Agentengesetz: Russisches Parlament verabschiedet Gesetz gegen ausländische Medien

Revanche für US-Vorgehen gegen Russia Today: Russland erweitert sein Agentengesetz - auch die Deutsche Welle ist betroffen.

Das russische Parlament hat ein Gesetz verabschiedet, das ausländische Medien zur Registrierung zwingt. Internationale Medien, die aus dem Ausland finanziert werden, können unter dem Gesetz künftig als "ausländische Agenten" eingestuft werden, berichtete die russische Nachrichtenagentur Ria Nowosti am Mittwochmorgen.

Damit könnte die Deutsche Welle (DW) in das mediale Revanchespiel zwischen Moskau und Washington geraten. Dem Auslandssender droht in Russland wie anderen Auslandsmedien auch die Registrierung nach Maßgabe eines neuen Agentengesetzes. Die US-Regierung war in Vorlage gegangen, als sie den staatlichen Auslandssender Russia Today zu einer Registrierung als ausländischer Agent gezwungen hat. Das will Russland keinesfalls auf sich sitzen lassen und schnellstmöglich mit einem erweiterten Agentengesetz kontern. Der stellvertretende Sprecher des russischen Parlaments, Pjotr Tolstoi, sprach im Fall von Russia Today von „Zensur“.

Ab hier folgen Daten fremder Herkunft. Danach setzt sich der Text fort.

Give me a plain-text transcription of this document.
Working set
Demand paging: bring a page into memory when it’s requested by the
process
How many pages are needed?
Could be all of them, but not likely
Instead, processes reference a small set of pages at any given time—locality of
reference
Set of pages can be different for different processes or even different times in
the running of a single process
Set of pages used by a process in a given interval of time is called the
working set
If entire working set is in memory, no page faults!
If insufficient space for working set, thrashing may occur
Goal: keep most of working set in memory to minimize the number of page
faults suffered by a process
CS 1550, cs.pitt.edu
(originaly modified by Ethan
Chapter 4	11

Die Trump-Administration beruft sich bei ihrem Vorgehen auf den Foreign Agents Registration Act (FARA) aus dem Jahr 1938. Er richtete sich ursprünglich gegen die Tätigkeit von NS-Propagandisten in den USA. Die amerikanische Bevölkerung habe ein Recht zu wissen, aus welcher Quelle bestimmte Materialien stammen und wer in den USA für ausländische Organisationen lobbyiere, heißt es auf der FARA-Homepage. Allerdings ist dieses Gesetz auf Lobbyisten und Juristen zugeschnitten, Medienunternehmen sind ausdrücklich ausgeschlossen.

Dieses Hindernis umging das Justizministerium in Washington, indem es nun das Unternehmen T&R Productions zur Registrierung aufforderte; dieses betreibt die RT-Studios in den USA und stellt die Mitarbeiter des Senders ein.

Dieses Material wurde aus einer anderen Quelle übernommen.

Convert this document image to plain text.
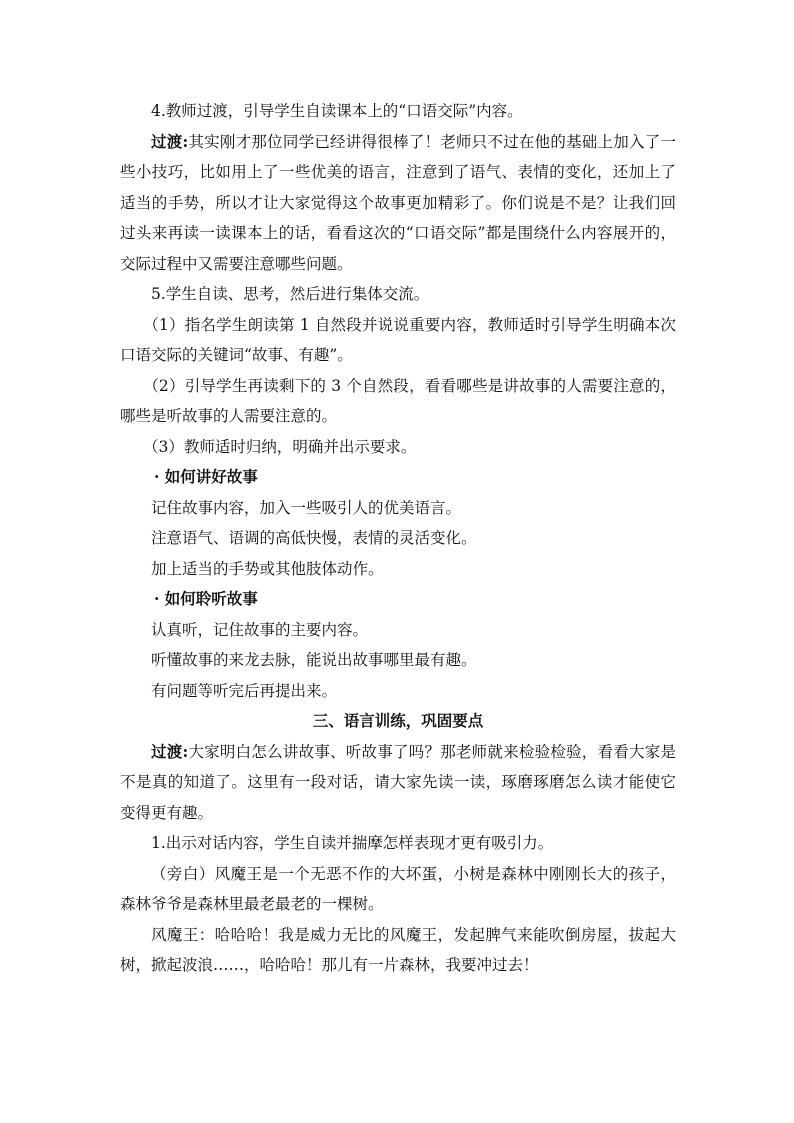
4.教师过渡，引导学生自读课本上的“口语交际”内容。

过渡:其实刚才那位同学已经讲得很棒了！老师只不过在他的基础上加入了一些小技巧，比如用上了一些优美的语言，注意到了语气、表情的变化，还加上了适当的手势，所以才让大家觉得这个故事更加精彩了。你们说是不是？让我们回过头来再读一读课本上的话，看看这次的“口语交际”都是围绕什么内容展开的，交际过程中又需要注意哪些问题。

5.学生自读、思考，然后进行集体交流。

（1）指名学生朗读第 1 自然段并说说重要内容，教师适时引导学生明确本次口语交际的关键词“故事、有趣”。

（2）引导学生再读剩下的 3 个自然段，看看哪些是讲故事的人需要注意的，哪些是听故事的人需要注意的。

（3）教师适时归纳，明确并出示要求。

· 如何讲好故事

记住故事内容，加入一些吸引人的优美语言。

注意语气、语调的高低快慢，表情的灵活变化。

加上适当的手势或其他肢体动作。

· 如何聆听故事

认真听，记住故事的主要内容。

听懂故事的来龙去脉，能说出故事哪里最有趣。

有问题等听完后再提出来。

三、语言训练，巩固要点

过渡:大家明白怎么讲故事、听故事了吗？那老师就来检验检验，看看大家是不是真的知道了。这里有一段对话，请大家先读一读，琢磨琢磨怎么读才能使它变得更有趣。

1.出示对话内容，学生自读并揣摩怎样表现才更有吸引力。

（旁白）风魔王是一个无恶不作的大坏蛋，小树是森林中刚刚长大的孩子，森林爷爷是森林里最老最老的一棵树。

风魔王：哈哈哈！我是威力无比的风魔王，发起脾气来能吹倒房屋，拔起大树，掀起波浪……，哈哈哈！那儿有一片森林，我要冲过去！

Russisches Agentengesetz seit 2012

Auch Russland hat seit 2012 ein Agentengesetz, das bisher gegen russische Nichtregierungsorganisationen angewendet wurde, die politisch tätig sind und mit Auslandsgeldern finanziert werden. Dieses Gesetz soll um einen Medienteil ergänzt werden. Duma-Vize Tolstoi sagte am Dienstag laut Agentur Interfax: „Medien, die auf dem Gebiet eines anderen Staates registriert sind und entweder Geld oder andere Mittel von ausländischen Strukturen – staatlichen Behörden oder Unternehmen oder sogar von russischen Unternehmen mit ausländischer Finanzierung – erhalten, könnten als ausländische Agenten anerkannt werden.“ Der Medienausschuss der Duma billigte den Gesetzentwurf am Dienstag, am Mittwoch wurde er nun vom Parlament verabschiedet. Danach ist die Zustimmung des Föderationsrates nötig.

Das Gesetz könnte neben US-Medien wie CNN, Radio Liberty und Voice of America auch die Deutsche Welle betreffen. Die DW wird aus dem Bundeshaushalt finanziert, agiert aber völlig unabhängig, der deutsche Auslandssender – Fernsehen, Radio, Online – ist kein „Staatsfunk“. Bisher können die beiden Korrespondenten der Welle frei und ungehindert in Russland arbeiten. Die Verbreitung des englisch- und des deutschsprachigen Fernsehprogramms in rund 13 Millionen Haushalte mit Kabel- und Satellitenempfang funktioniert nach DW-Angaben reibungslos. Die notwendige Sendelizenz gilt bis 2025.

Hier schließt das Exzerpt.